The paradoxes built into this format are far reaching in terms of the painterly opportunities they afford. Tradition dictates that we stare into pictures as if we were staring out of a window; as if the picture plane were a window standing in between us and the world beyond. But what if the picture plane is not a plane but a curved surface and what if it actually recedes from us even as the forms and colours inscribed on it retreat further or conversely – both extremes being achieved by exquisite chromatic contrasts – advance towards us?
What if arch modernist Hans Hoffman’s tried and true theory of “push-pull” was suddenly subjected to the principles of topological elasticity? What if biomorphic blobs and squiggles were reduced to flat emblems, but the ground on which they were affixed was anything but flat? What if color and touch alternated between vivid physicality and breath – taking ephemerality? Like light caught in a drizzling rain running down dusty glass, but where it just so happened that the dust was pure emerald, lapus lazuli or less pure mineral mixes that nonetheless glow like particles spread out over a jewel grinder’s work table. Gorchov’s palette is that rich – in this he is as close to Mughal miniature painters as to Matisse – and his sensitivity to the dual nature of his medium – that the pigments are rock and earth while their liquid vehicles range from watery solvents to golden oils – are that nuanced.

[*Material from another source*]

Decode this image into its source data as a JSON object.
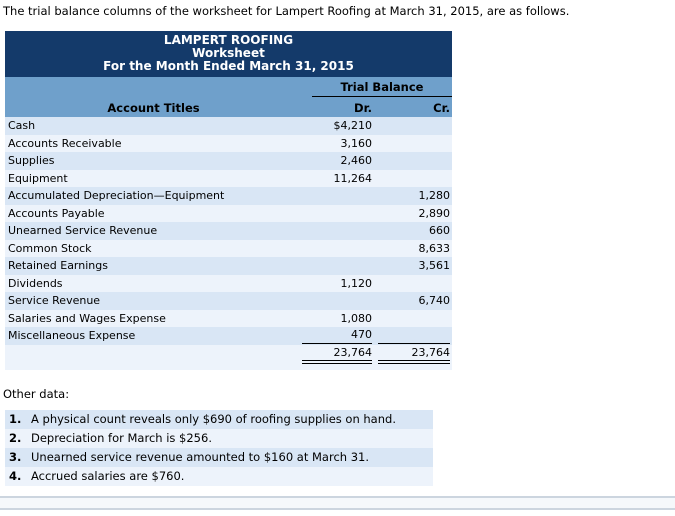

A few words, finally on the forms he favours, or rather the forms that favour his work. Virtually all have the quality one finds in Brancusi’s birds and fish and human heads or hands, and that is the appearance of something utterly unique in execution but compellingly archetypal in its fundamental aspect. Ellsworth Kelly’s shapes often have the same feel to them – Kelly made a pilgrimage to Brancusi in Paris – but he has stayed loyal to the picture plan where Gorchov has sought, and found new dimensions and a new plasticity for painting that only Elizabeth Murray – who was the first to acknowledge the impact his work had on her – has taken as far as Gorchov himself. Of course Brancusi had a relatively small repertoire that he established early in his long career and then honed to fertile, form – engendering imperfection for the remainder of his life. I say “imperfection” because no single iteration of any element in his vocabulary ever quite satisfied him. Again and again Brancusi started over where he had just left off, yet he never repeated himself. Ultimately, each sculpture stands alone and is imbued with the vitality of the shape that seems still in the process of becoming. Gorchov’s shapes are similarly emergent and in flux even as they seem iconic by virtue of their superficial simplicity and their central placement in his paintings. But over time their easy-to-remember configuration and locations reveal themselves to be impossible to remember. And so, in order to regain our grasp of them we must reopen our eyes to them. And as we do, the quasi-animate quivering of Gorchov’s images takes hold and draws the viewer in to visual zones that cannot be mapped but only experienced. Try the memory test with Brancusi. Then try it with Gorchov. In both cases the pleasure that ensues is at once wholly fulfilling in the moment but poignantly elusive in retrospective – but then true pleasure always is.